Wisconsin Labor and Industry Review Commission --
Summary of Wisconsin Court Decision relating to Unemployment Insurance

Subject: Milwaukee Compressing Company v. LIRC and Frank J. Flowers, Case No. 88-CV-017755 (Wis. Cir. Ct., Milwaukee Co., October 4, 1989)

Digest Codes: MC 651.1  MC 651.2 

Flowers worked in Miller's scrap yard as a "torcher," cutting up scrap metal. The hearing record reflected that co-workers operated cranes, front-end loaders, forklifts and other machinery, but there was no evidence as to whether Flowers' work was performed in proximity to those other activities.

About two years after Flowers was hired, the employer instituted a drug-testing program which required all employes to undergo an initial screening urinalysis for illegal drug use;  those who tested positive were subject to a second random test of both urine and blood samples any time up to one year after the initial positive test. They were also offered counseling services at the employer's expense. Those who then had a second positive test were subject to discharge.

Flowers' screening urinalysis was positive for cocaine metabolites; his second test, performed 35 days later, was also positive and showed a higher concentration of cocaine metabolites. The employer discharged Flowers and contended that his discharge was for misconduct.

The employer's expert witness testified that current tests for cocaine metabolites cannot show when cocaine was ingested and cannot show the degree of impairment, if any, of mental or physical capacity at the time the sample is taken (in other words, the tests cannot establish on-the-job use or on-the-job impairment). At best, the tests show that cocaine has been ingested within the 72 hours preceding the taking of the sample. Impairment, according to the employer's expert witness, lasts, at most, eight (8) hours after ingestion.

A DILHR deputy's Initial Determination held that Flowers' discharge was not for misconduct connected with his employment. The Appeal Tribunal affirmed. A majority of the Commission affirmed, stating in its Memorandum Opinion that it has consistently held that on-the job drug use or on-the-job drug impaiment must be shown by an employer in order to meet the employer's burden of proving misconduct. The Commission majority also held that the employer was, in effect, attempting to exercise police powers over its employes' off-duty conduct and that this aspect of the employer's rules was unreasonable. The dissent opined that the employer's rule was as reasonable as that of the employer in Gregory v. Anderson, 14 Wis. 2d 130 (1961).

Held:   Reversed.  Flowers was discharged for misconduct. While acknowledging that the drug tests in issue could not show drug use on the job or actual impairment on the job, the Court notes that "the issue as to whether a positive drug test is misconduct per se is one of first impression in this state" as to which the Court would only accord "due weight" to the Commission's conclusion of law. Specific factors underlying the Court's conclusion of law that Flowers was discharged for misconduct are:

1. An employer may promulgate rules governing employes' offduty conduct if such rules have a reasonable relationship to the employer's interests (citing Gregory v.
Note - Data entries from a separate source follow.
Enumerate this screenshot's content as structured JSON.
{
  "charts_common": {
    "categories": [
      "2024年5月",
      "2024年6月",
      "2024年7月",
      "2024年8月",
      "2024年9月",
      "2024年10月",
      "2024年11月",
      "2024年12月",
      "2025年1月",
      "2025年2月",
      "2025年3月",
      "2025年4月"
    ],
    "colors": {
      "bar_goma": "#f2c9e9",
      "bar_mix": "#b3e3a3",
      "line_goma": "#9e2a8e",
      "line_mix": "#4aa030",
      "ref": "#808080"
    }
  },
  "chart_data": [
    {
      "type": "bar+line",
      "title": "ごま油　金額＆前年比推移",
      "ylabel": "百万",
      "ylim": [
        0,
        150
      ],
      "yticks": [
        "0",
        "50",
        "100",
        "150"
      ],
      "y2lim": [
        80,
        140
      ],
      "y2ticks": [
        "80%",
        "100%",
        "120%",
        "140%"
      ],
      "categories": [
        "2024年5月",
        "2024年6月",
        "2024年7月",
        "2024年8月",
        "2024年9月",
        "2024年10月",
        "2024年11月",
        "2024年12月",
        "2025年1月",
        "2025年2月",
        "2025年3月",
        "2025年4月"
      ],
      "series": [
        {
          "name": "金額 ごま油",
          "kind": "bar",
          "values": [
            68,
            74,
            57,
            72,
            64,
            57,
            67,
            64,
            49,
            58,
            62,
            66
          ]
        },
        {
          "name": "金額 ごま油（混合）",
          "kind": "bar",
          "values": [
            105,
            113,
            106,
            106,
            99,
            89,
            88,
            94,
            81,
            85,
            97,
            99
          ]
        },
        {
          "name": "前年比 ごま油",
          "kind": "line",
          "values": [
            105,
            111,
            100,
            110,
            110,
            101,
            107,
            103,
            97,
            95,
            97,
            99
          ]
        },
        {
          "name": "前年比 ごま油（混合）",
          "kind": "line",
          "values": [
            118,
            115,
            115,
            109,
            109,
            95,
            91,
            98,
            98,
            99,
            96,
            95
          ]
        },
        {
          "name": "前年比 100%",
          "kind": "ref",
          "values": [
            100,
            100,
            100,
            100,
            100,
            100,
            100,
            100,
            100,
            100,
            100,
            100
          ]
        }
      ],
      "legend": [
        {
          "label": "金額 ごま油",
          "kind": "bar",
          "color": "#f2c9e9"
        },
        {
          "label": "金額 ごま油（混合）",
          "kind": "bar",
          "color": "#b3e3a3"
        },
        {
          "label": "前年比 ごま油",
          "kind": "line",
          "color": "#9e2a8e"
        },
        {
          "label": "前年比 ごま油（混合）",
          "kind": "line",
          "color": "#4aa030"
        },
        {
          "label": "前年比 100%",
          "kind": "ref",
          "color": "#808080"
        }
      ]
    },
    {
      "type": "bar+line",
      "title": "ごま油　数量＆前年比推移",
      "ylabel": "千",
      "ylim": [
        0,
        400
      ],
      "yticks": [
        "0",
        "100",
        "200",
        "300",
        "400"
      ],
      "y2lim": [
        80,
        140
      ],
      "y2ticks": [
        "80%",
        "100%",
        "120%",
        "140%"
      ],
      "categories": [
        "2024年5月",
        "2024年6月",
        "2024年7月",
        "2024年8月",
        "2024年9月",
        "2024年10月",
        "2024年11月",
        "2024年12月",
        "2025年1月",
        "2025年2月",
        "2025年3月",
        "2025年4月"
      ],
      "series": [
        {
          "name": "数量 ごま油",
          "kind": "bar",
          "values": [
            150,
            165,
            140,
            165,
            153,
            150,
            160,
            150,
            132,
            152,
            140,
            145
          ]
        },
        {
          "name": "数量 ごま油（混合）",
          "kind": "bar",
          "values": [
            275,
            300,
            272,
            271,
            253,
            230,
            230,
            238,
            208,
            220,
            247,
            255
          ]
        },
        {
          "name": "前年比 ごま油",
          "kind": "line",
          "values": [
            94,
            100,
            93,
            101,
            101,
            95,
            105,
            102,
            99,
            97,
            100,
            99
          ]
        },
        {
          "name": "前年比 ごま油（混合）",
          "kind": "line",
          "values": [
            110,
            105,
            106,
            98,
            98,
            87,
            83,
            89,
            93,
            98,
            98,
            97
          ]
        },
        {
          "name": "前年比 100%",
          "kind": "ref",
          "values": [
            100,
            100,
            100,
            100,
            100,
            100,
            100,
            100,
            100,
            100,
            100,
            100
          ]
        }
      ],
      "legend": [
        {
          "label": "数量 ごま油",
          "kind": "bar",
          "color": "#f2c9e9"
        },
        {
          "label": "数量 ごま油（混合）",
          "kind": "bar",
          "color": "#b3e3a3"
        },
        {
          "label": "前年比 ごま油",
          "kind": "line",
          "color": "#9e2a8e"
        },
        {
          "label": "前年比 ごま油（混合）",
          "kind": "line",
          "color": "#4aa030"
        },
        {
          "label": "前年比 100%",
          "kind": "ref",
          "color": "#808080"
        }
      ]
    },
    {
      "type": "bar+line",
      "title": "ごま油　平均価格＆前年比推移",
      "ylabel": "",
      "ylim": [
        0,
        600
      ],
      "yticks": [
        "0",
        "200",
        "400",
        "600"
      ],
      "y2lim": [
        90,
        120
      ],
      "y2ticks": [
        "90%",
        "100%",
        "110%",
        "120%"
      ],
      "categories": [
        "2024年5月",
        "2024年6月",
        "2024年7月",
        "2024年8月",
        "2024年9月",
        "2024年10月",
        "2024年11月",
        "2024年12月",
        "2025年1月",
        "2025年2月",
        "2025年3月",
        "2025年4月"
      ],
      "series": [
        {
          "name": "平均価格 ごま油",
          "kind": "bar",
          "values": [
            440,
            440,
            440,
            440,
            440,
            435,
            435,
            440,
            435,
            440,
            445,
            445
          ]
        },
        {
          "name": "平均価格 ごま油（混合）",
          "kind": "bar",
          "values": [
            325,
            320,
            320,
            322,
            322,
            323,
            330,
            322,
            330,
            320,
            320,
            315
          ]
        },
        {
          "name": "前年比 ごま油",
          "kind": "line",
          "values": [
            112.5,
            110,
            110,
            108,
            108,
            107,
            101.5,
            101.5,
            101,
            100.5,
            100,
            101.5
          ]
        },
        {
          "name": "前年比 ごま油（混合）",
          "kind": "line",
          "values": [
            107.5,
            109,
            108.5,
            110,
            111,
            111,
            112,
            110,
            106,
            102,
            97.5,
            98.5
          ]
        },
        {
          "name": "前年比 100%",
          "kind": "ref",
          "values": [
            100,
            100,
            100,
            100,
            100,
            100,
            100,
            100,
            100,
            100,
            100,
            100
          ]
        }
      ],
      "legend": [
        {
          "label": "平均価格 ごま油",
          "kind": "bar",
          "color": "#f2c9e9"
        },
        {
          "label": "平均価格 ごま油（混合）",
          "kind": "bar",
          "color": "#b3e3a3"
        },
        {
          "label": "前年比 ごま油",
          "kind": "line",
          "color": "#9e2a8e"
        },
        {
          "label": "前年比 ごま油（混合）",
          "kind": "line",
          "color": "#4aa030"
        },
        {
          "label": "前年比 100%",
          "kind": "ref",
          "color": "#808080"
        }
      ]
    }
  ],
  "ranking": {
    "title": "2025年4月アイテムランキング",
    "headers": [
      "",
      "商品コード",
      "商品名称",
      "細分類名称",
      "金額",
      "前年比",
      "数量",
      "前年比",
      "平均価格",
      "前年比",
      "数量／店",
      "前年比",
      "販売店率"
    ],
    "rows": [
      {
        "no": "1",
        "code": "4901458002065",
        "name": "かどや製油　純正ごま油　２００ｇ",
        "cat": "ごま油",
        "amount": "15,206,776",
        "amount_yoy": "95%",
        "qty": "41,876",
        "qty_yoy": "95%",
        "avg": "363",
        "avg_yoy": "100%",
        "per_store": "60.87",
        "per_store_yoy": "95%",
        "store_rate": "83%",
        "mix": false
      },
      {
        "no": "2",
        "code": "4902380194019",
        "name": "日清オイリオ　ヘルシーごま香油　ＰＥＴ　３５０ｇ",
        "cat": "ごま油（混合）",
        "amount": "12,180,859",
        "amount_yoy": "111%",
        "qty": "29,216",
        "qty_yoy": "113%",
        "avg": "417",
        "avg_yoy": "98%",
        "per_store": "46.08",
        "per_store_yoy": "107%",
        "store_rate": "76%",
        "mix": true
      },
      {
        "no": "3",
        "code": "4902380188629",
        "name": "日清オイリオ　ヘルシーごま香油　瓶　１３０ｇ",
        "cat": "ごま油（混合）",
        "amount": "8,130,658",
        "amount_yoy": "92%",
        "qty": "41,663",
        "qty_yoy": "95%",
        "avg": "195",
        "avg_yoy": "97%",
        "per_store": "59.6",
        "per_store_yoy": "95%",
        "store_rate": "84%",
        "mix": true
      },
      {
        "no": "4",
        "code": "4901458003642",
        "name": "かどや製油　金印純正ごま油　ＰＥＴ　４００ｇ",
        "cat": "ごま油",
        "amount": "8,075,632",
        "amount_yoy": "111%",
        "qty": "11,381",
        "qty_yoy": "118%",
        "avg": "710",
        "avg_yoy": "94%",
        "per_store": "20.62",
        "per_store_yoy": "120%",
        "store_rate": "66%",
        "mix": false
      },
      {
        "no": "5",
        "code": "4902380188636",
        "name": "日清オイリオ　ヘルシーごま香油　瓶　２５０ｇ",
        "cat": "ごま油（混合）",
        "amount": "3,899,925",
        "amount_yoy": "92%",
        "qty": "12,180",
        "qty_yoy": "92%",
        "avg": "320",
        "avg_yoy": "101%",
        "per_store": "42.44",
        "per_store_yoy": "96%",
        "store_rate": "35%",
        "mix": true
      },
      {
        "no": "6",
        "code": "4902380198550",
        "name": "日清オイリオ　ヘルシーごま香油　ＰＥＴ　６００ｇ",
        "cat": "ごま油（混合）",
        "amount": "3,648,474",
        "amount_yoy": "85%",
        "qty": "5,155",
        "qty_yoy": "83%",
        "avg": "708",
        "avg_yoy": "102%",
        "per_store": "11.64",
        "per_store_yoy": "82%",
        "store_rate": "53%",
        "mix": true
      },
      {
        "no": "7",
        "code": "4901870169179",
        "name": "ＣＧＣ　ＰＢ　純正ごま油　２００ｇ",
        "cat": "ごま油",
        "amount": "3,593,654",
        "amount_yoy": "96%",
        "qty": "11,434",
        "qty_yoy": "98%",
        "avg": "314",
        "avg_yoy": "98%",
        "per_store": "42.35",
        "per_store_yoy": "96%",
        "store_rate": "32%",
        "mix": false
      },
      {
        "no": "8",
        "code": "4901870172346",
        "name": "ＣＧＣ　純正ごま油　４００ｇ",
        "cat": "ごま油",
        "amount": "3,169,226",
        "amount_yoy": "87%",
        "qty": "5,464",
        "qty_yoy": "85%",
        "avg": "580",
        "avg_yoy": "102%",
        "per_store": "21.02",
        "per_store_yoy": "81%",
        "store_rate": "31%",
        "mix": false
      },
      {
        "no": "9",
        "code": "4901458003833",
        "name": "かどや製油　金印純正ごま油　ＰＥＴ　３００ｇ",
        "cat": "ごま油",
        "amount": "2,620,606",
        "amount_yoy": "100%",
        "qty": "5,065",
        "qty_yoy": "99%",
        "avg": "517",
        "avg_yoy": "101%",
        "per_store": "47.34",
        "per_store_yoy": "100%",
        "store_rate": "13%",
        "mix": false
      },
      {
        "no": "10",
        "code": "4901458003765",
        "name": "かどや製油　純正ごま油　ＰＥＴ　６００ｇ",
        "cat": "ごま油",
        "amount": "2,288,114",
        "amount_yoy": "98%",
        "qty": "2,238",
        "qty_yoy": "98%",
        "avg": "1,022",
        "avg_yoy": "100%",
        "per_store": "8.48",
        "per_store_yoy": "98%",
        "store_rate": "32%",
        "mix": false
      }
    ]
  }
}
Anderson).

2. Former President Ronald Reagan issued an Executive Order in 1986, declaring that drug use has serious adverse effects upon national work force productivity.

3. The employer presented evidence that cocaine is highly addictive and that its decreases coordination and judgment.

4. Flowers tested positive for drug use two times within two months and had a higher concentration of cocaine metabolites in the second test.

5. The Commission's decision would require supervisory observation of an employe's appearance and performance to determine whether the employe is under the influence of drugs, a determination that a "casual observer cannot always" make.

6. The nature of the employer's operation (involving the machinery described above) "clearly required that (Flowers) not be under the influence of cocaine which could impair his ability to perform his job safely."

7. The employer's drug testing policy is reasonably related to its business because it allows the employer to prevent serious accidents.

8. Flowers "knowingly" violated the employer's "policy against drug use."

9. Flowers had been given the opportunity to seek counseling after the first positive drug test.

Please note that this is a summary prepared by staff of the commission, not a verbatim reproduction of the court decision.